Petitioners call it an attempt to circumvent degrees’ verification process.


Our Correspondent March 02, 2013
In their petition, Rehman and Memon submitted that higher education was the exclusive domain of the federal legislature. PHOTO: EXPRESS/FILE

KARACHI: The Sindh Assembly’s decision to establish a higher education commission at the provincial level met criticism from various groups that questioned the government’s intention.

With similar concerns, a former chief of the Higher Education Commission, Dr Attaur Rehman, and Pakistan Muslim League-Nawaz’s leader Marvi Memon took the Sindh government to court.

In a joint petition they have requested the Sindh High Court to restrain the establishment of the proposed commission.

Another petition challenging the establishment of the provincial higher education commission filed by Advocate Nadeem Sheikh is already pending with the high court.

On February 21, the Sindh Assembly had passed a new law - Sindh Higher Education Commission Act 2013 - to set up its own provincial body that will be given all the powers, including the authority to verify degrees awarded by any institution in the world.
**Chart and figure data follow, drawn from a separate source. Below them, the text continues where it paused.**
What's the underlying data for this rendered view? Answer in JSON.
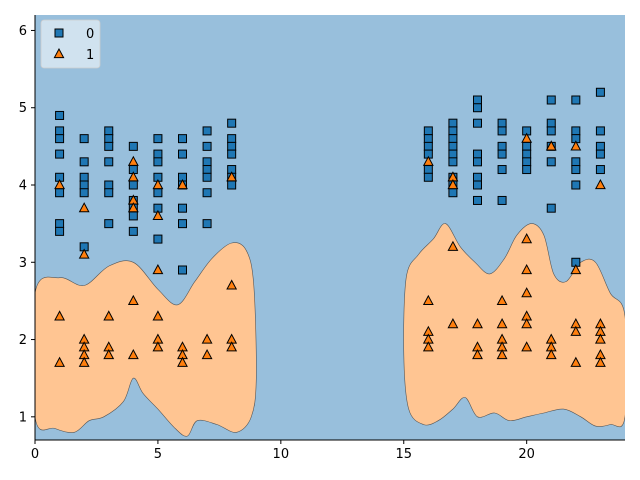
{
  "chart_data": {
    "type": "scatter",
    "title": "",
    "xlabel": "",
    "ylabel": "",
    "xlim": [
      0,
      24
    ],
    "ylim": [
      0.7,
      6.2
    ],
    "x_ticks": [
      "0",
      "5",
      "10",
      "15",
      "20"
    ],
    "y_ticks": [
      "1",
      "2",
      "3",
      "4",
      "5",
      "6"
    ],
    "grid": false,
    "legend_placement": "top-left",
    "background_region_color": "#98bfdc",
    "class1_region_color": "#ffc592",
    "series": [
      {
        "name": "0",
        "marker": "square",
        "color": "#1f77b4",
        "points": [
          [
            1,
            4.9
          ],
          [
            1,
            4.7
          ],
          [
            1,
            4.6
          ],
          [
            1,
            4.4
          ],
          [
            1,
            4.1
          ],
          [
            1,
            3.9
          ],
          [
            1,
            3.5
          ],
          [
            1,
            3.4
          ],
          [
            2,
            4.6
          ],
          [
            2,
            4.3
          ],
          [
            2,
            4.1
          ],
          [
            2,
            4.0
          ],
          [
            2,
            3.9
          ],
          [
            2,
            3.2
          ],
          [
            3,
            4.7
          ],
          [
            3,
            4.6
          ],
          [
            3,
            4.5
          ],
          [
            3,
            4.3
          ],
          [
            3,
            4.0
          ],
          [
            3,
            3.9
          ],
          [
            3,
            3.5
          ],
          [
            4,
            4.5
          ],
          [
            4,
            4.2
          ],
          [
            4,
            4.0
          ],
          [
            4,
            3.8
          ],
          [
            4,
            3.7
          ],
          [
            4,
            3.6
          ],
          [
            4,
            3.4
          ],
          [
            5,
            4.6
          ],
          [
            5,
            4.4
          ],
          [
            5,
            4.3
          ],
          [
            5,
            4.1
          ],
          [
            5,
            3.9
          ],
          [
            5,
            3.7
          ],
          [
            5,
            3.3
          ],
          [
            6,
            4.6
          ],
          [
            6,
            4.4
          ],
          [
            6,
            4.1
          ],
          [
            6,
            4.0
          ],
          [
            6,
            3.7
          ],
          [
            6,
            3.5
          ],
          [
            6,
            2.9
          ],
          [
            7,
            4.7
          ],
          [
            7,
            4.5
          ],
          [
            7,
            4.3
          ],
          [
            7,
            4.2
          ],
          [
            7,
            4.1
          ],
          [
            7,
            3.9
          ],
          [
            7,
            3.5
          ],
          [
            8,
            4.8
          ],
          [
            8,
            4.6
          ],
          [
            8,
            4.5
          ],
          [
            8,
            4.4
          ],
          [
            8,
            4.2
          ],
          [
            8,
            4.1
          ],
          [
            8,
            4.0
          ],
          [
            16,
            4.7
          ],
          [
            16,
            4.6
          ],
          [
            16,
            4.5
          ],
          [
            16,
            4.4
          ],
          [
            16,
            4.2
          ],
          [
            16,
            4.1
          ],
          [
            17,
            4.8
          ],
          [
            17,
            4.7
          ],
          [
            17,
            4.6
          ],
          [
            17,
            4.5
          ],
          [
            17,
            4.4
          ],
          [
            17,
            4.3
          ],
          [
            17,
            4.1
          ],
          [
            17,
            4.0
          ],
          [
            17,
            3.9
          ],
          [
            18,
            5.1
          ],
          [
            18,
            5.0
          ],
          [
            18,
            4.8
          ],
          [
            18,
            4.4
          ],
          [
            18,
            4.3
          ],
          [
            18,
            4.1
          ],
          [
            18,
            4.0
          ],
          [
            18,
            3.8
          ],
          [
            19,
            4.8
          ],
          [
            19,
            4.7
          ],
          [
            19,
            4.5
          ],
          [
            19,
            4.4
          ],
          [
            19,
            4.2
          ],
          [
            19,
            3.8
          ],
          [
            20,
            4.7
          ],
          [
            20,
            4.5
          ],
          [
            20,
            4.4
          ],
          [
            20,
            4.3
          ],
          [
            20,
            4.2
          ],
          [
            21,
            5.1
          ],
          [
            21,
            4.8
          ],
          [
            21,
            4.7
          ],
          [
            21,
            4.5
          ],
          [
            21,
            4.3
          ],
          [
            21,
            3.7
          ],
          [
            22,
            5.1
          ],
          [
            22,
            4.7
          ],
          [
            22,
            4.6
          ],
          [
            22,
            4.3
          ],
          [
            22,
            4.2
          ],
          [
            22,
            4.0
          ],
          [
            22,
            3.0
          ],
          [
            23,
            5.2
          ],
          [
            23,
            4.7
          ],
          [
            23,
            4.5
          ],
          [
            23,
            4.4
          ],
          [
            23,
            4.2
          ]
        ]
      },
      {
        "name": "1",
        "marker": "triangle",
        "color": "#ff7f0e",
        "points": [
          [
            1,
            4.0
          ],
          [
            1,
            2.3
          ],
          [
            1,
            1.7
          ],
          [
            2,
            3.7
          ],
          [
            2,
            3.1
          ],
          [
            2,
            2.0
          ],
          [
            2,
            1.9
          ],
          [
            2,
            1.8
          ],
          [
            2,
            1.7
          ],
          [
            3,
            2.3
          ],
          [
            3,
            1.9
          ],
          [
            3,
            1.8
          ],
          [
            4,
            4.3
          ],
          [
            4,
            4.1
          ],
          [
            4,
            3.8
          ],
          [
            4,
            3.7
          ],
          [
            4,
            2.5
          ],
          [
            4,
            1.8
          ],
          [
            5,
            4.0
          ],
          [
            5,
            3.6
          ],
          [
            5,
            2.9
          ],
          [
            5,
            2.3
          ],
          [
            5,
            2.0
          ],
          [
            5,
            1.9
          ],
          [
            6,
            4.0
          ],
          [
            6,
            1.9
          ],
          [
            6,
            1.8
          ],
          [
            6,
            1.7
          ],
          [
            7,
            2.0
          ],
          [
            7,
            1.8
          ],
          [
            8,
            4.1
          ],
          [
            8,
            2.7
          ],
          [
            8,
            2.0
          ],
          [
            8,
            1.9
          ],
          [
            16,
            4.3
          ],
          [
            16,
            2.5
          ],
          [
            16,
            2.1
          ],
          [
            16,
            2.0
          ],
          [
            16,
            1.9
          ],
          [
            17,
            4.1
          ],
          [
            17,
            4.0
          ],
          [
            17,
            3.2
          ],
          [
            17,
            2.2
          ],
          [
            18,
            2.2
          ],
          [
            18,
            1.9
          ],
          [
            18,
            1.8
          ],
          [
            19,
            2.5
          ],
          [
            19,
            2.2
          ],
          [
            19,
            2.0
          ],
          [
            19,
            1.9
          ],
          [
            19,
            1.8
          ],
          [
            20,
            4.6
          ],
          [
            20,
            3.3
          ],
          [
            20,
            2.9
          ],
          [
            20,
            2.6
          ],
          [
            20,
            2.3
          ],
          [
            20,
            2.2
          ],
          [
            20,
            1.9
          ],
          [
            21,
            4.5
          ],
          [
            21,
            2.0
          ],
          [
            21,
            1.9
          ],
          [
            21,
            1.8
          ],
          [
            22,
            4.5
          ],
          [
            22,
            2.9
          ],
          [
            22,
            2.2
          ],
          [
            22,
            2.1
          ],
          [
            22,
            1.7
          ],
          [
            23,
            4.0
          ],
          [
            23,
            2.2
          ],
          [
            23,
            2.1
          ],
          [
            23,
            2.0
          ],
          [
            23,
            1.8
          ],
          [
            23,
            1.7
          ]
        ]
      }
    ],
    "class1_regions": [
      [
        [
          0.0,
          2.6
        ],
        [
          1.0,
          2.8
        ],
        [
          2.0,
          2.7
        ],
        [
          3.0,
          2.95
        ],
        [
          4.0,
          3.0
        ],
        [
          5.0,
          2.65
        ],
        [
          5.8,
          2.45
        ],
        [
          6.5,
          2.75
        ],
        [
          7.2,
          3.05
        ],
        [
          8.0,
          3.25
        ],
        [
          8.6,
          3.15
        ],
        [
          8.9,
          2.7
        ],
        [
          9.0,
          1.5
        ],
        [
          8.8,
          1.0
        ],
        [
          8.2,
          0.8
        ],
        [
          7.4,
          0.9
        ],
        [
          6.6,
          0.95
        ],
        [
          6.2,
          0.75
        ],
        [
          5.7,
          0.85
        ],
        [
          5.0,
          1.1
        ],
        [
          4.4,
          1.3
        ],
        [
          4.0,
          1.5
        ],
        [
          3.6,
          1.2
        ],
        [
          2.8,
          1.0
        ],
        [
          2.2,
          0.95
        ],
        [
          1.6,
          0.8
        ],
        [
          0.8,
          0.85
        ],
        [
          0.0,
          1.0
        ]
      ],
      [
        [
          15.1,
          2.8
        ],
        [
          15.6,
          3.1
        ],
        [
          16.2,
          3.3
        ],
        [
          16.7,
          3.5
        ],
        [
          17.3,
          3.2
        ],
        [
          17.9,
          3.0
        ],
        [
          18.5,
          2.85
        ],
        [
          19.1,
          3.05
        ],
        [
          19.6,
          3.35
        ],
        [
          20.2,
          3.5
        ],
        [
          20.7,
          3.35
        ],
        [
          21.1,
          2.85
        ],
        [
          21.6,
          2.75
        ],
        [
          22.2,
          3.0
        ],
        [
          22.8,
          3.0
        ],
        [
          23.4,
          2.6
        ],
        [
          24.0,
          2.3
        ],
        [
          24.0,
          1.0
        ],
        [
          23.4,
          0.9
        ],
        [
          22.8,
          0.88
        ],
        [
          22.2,
          1.0
        ],
        [
          21.5,
          1.1
        ],
        [
          20.7,
          1.05
        ],
        [
          20.0,
          1.0
        ],
        [
          19.3,
          0.95
        ],
        [
          18.7,
          1.05
        ],
        [
          18.0,
          1.0
        ],
        [
          17.5,
          1.25
        ],
        [
          17.0,
          1.1
        ],
        [
          16.4,
          0.95
        ],
        [
          15.8,
          0.9
        ],
        [
          15.2,
          1.1
        ],
        [
          15.0,
          1.8
        ]
      ]
    ]
  }
}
In their petition, Rehman and Memon submitted that higher education was the exclusive domain of the federal legislature.



It is essential that the HEC must continue to perform its functions but the Sindh government has decided to destroy the HEC by promulgating the act, they claimed.

“The major functions of the HEC are being assigned to the Sindh HEC, in a manner that there will be no cohesion in higher education and will be done independently by separate agencies,” their lawyer, Anwar Mansoor Khan, argued.

He said that the provincial government had no authority to act contrary to the rights stated in the law and the Constitution and destroy the fundamental rights of the citizens by eliminating the role of the HEC to suit its purposes. He argued that no law, which is contained in the Federal Consolidated List, can be promulgated by a province.

Rehman and Memon said that the new law was a move to avoid verification process of lawmakers’ degrees which the federal Higher Education Commission had initiated on the orders of the election commission.



He pleaded the court declare the Sindh Higher Education Commission Act 2013 as unlawful and unconstitutional.

The court was also urged to grant a stay against the establishment of any proposed commission in terms of the recently passed law.

After the initial hearing, the bench headed by Chief Justice Mushir Alam issued notices to the federal and provincial government authorities to file their comments by March 5.

Published in The Express Tribune, March 2nd, 2013.